Before turning my attention to Touba itself, several observations about the journey so far:

  • I have become fairly immune to loud conversations here, but I’ve yet to achieve the same with people conversing on the telephone as if their voices must physically carry the distance between them in order to achieve coherence.
  • Perhaps the greatest indication of the diversity of those travelling to Touba is the sheer range of decay on the vehicles we have seen on our journey—some are as stable as our car yet others seem ready to spontaneously combust at any moment.
  • We have been on the same road for around five hours. I have not seen a single vehicle heading in the opposite direction.
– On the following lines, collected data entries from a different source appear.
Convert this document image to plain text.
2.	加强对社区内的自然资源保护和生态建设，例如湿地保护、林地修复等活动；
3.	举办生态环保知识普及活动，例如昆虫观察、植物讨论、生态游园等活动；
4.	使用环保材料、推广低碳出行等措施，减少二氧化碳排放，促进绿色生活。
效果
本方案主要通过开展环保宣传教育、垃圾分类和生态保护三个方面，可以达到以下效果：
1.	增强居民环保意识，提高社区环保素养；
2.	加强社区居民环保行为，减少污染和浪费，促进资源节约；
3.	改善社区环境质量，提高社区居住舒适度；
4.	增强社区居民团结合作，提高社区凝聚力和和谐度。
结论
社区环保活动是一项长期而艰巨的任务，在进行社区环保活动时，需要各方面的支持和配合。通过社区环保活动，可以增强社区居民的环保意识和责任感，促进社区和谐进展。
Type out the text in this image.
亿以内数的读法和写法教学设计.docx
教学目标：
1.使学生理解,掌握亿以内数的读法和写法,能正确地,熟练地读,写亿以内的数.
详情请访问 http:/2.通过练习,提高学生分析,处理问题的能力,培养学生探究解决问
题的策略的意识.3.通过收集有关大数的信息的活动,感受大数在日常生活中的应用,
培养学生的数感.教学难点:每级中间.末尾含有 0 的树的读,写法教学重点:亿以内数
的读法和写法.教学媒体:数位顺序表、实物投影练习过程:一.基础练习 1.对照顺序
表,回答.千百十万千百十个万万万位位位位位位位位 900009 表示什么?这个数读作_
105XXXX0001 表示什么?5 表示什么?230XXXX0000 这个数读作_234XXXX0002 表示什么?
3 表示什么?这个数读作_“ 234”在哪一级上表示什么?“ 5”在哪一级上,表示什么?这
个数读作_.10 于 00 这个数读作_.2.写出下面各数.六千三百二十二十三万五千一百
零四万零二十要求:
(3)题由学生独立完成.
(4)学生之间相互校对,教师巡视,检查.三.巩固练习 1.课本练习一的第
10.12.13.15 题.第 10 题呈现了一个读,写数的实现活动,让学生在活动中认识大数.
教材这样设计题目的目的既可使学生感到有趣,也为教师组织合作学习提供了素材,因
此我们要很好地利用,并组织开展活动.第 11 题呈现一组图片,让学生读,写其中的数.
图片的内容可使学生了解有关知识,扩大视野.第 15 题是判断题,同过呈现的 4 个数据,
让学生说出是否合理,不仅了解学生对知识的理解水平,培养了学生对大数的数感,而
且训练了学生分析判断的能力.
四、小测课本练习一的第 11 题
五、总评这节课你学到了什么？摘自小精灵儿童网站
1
I have to be told that we are in Touba before I know that we are there. When we arrive, I can barely discern the outline of an impressive arch-shaped structure towering over the lines of vans and trucks slowly inching forward. Upon closer inspection it’s much smaller than I imagined and has the appearance of an obstacle on a miniature golf course. The city by night is deceptive, not only because of the darkness, but because just when I think I have an adequate image of Touba I realize that we have only just passed through the outskirts. I will likely not have a chance to see it for myself until sunrise.

2:45

My home for the next few days is to be a large house owned by someone vaguely related to my host family. Walking towards the mattress where I am to spend the night, I carefully avoid countless sleeping figures strewn about on the floor beneath me. This isn’t a family so much as it is a small army of relatives.

3:00

The city of Touba and all that lies within is spread before me. This is my fourth month in Senegal, but I suspect that I’ve yet to actually see Senegal at its most raw, its most basic—that comes tomorrow.